MS features that satisfy this initial exclusion process are then consolidated
when features are believed to belong to the same underlying compound. This
consolidation step requires choices to be made through the specification of
criteria deeming two MS features to be considered the same compound. An m/z
difference of 0.05 Da was chosen for our data analysis to be the maximum
difference for which two compounds could have in m/z to be considered to belong
to the same compound. The value of 0.05 Da was chosen by performing multiple
LC-MS runs studying the variation in the observations; this value was chosen so
that fluctuations in mass accuracy and retention time for the test data allowed
the same peak to be picked multiple times despite representing the same
compound.
The other criterion that must be met for two MS feature observations to be
considered to belong to the same compound is that the retention times for the
two features cannot be more than a specified amount of time apart. For this
analysis, because we used prior retention time alignment, we chose to allow all
MS features that were below the threshold for m/z difference and had the same
charge state to be considered to belong to the same compound. The option to
effectively ignore this criterion is implemented by specifying the appropriate
parameter to be equal to the run time, which in this case was 60 minutes
(likewise, any value greater than 60 would have the same effect).

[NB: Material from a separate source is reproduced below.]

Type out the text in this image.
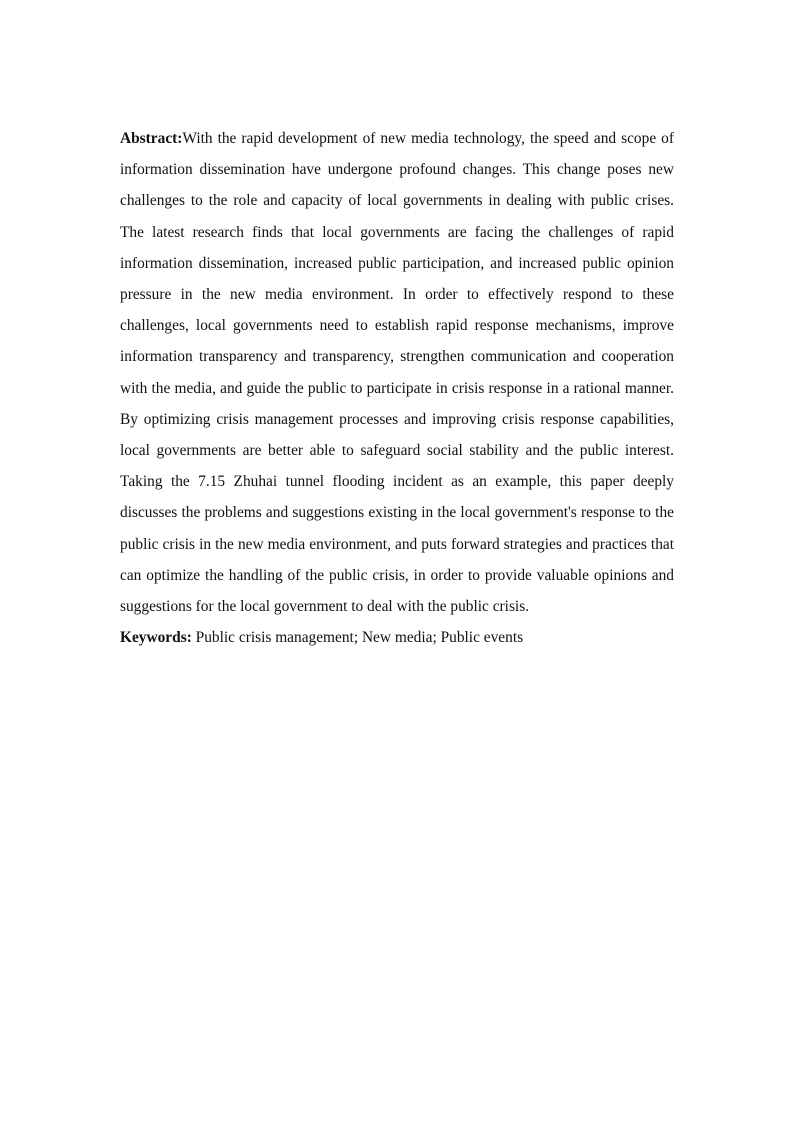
Abstract:With the rapid development of new media technology, the speed and scope of information dissemination have undergone profound changes. This change poses new challenges to the role and capacity of local governments in dealing with public crises. The latest research finds that local governments are facing the challenges of rapid information dissemination, increased public participation, and increased public opinion pressure in the new media environment. In order to effectively respond to these challenges, local governments need to establish rapid response mechanisms, improve information transparency and transparency, strengthen communication and cooperation with the media, and guide the public to participate in crisis response in a rational manner. By optimizing crisis management processes and improving crisis response capabilities, local governments are better able to safeguard social stability and the public interest. Taking the 7.15 Zhuhai tunnel flooding incident as an example, this paper deeply discusses the problems and suggestions existing in the local government's response to the public crisis in the new media environment, and puts forward strategies and practices that can optimize the handling of the public crisis, in order to provide valuable opinions and suggestions for the local government to deal with the public crisis.

Keywords: Public crisis management; New media; Public events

\subsubsection{Consolidating data with \texttt{binMS}}
<<bin-info, echo=FALSE>>=
# Perform mass spectrometry levels consolidation
bnfo <- binMS(mass_spec = mass_spec,
mtoz = "m/z",
charge = "Charge",
mass = "Mass",
time_peak_reten = "Reten",
ms_inten = NULL,
time_range = c(14, 45),
mass_range = c(2000, 15000),
charge_range = c(2, 10),
mtoz_diff = 0.05,
time_diff = 60)$summ_info
@
Here we perform the mass spectrometry consolidation prodedure, using the
criteria as described in Section \ref{sec:ms_criteria}. We can see from the
summary output below that in totality, the number of of candidate compounds has
been reduced from an initial amount of
\Sexpr{fcom(bnfo$n_tot)} observations to \Sexpr{fcom(bnfo$n_binned)} compounds.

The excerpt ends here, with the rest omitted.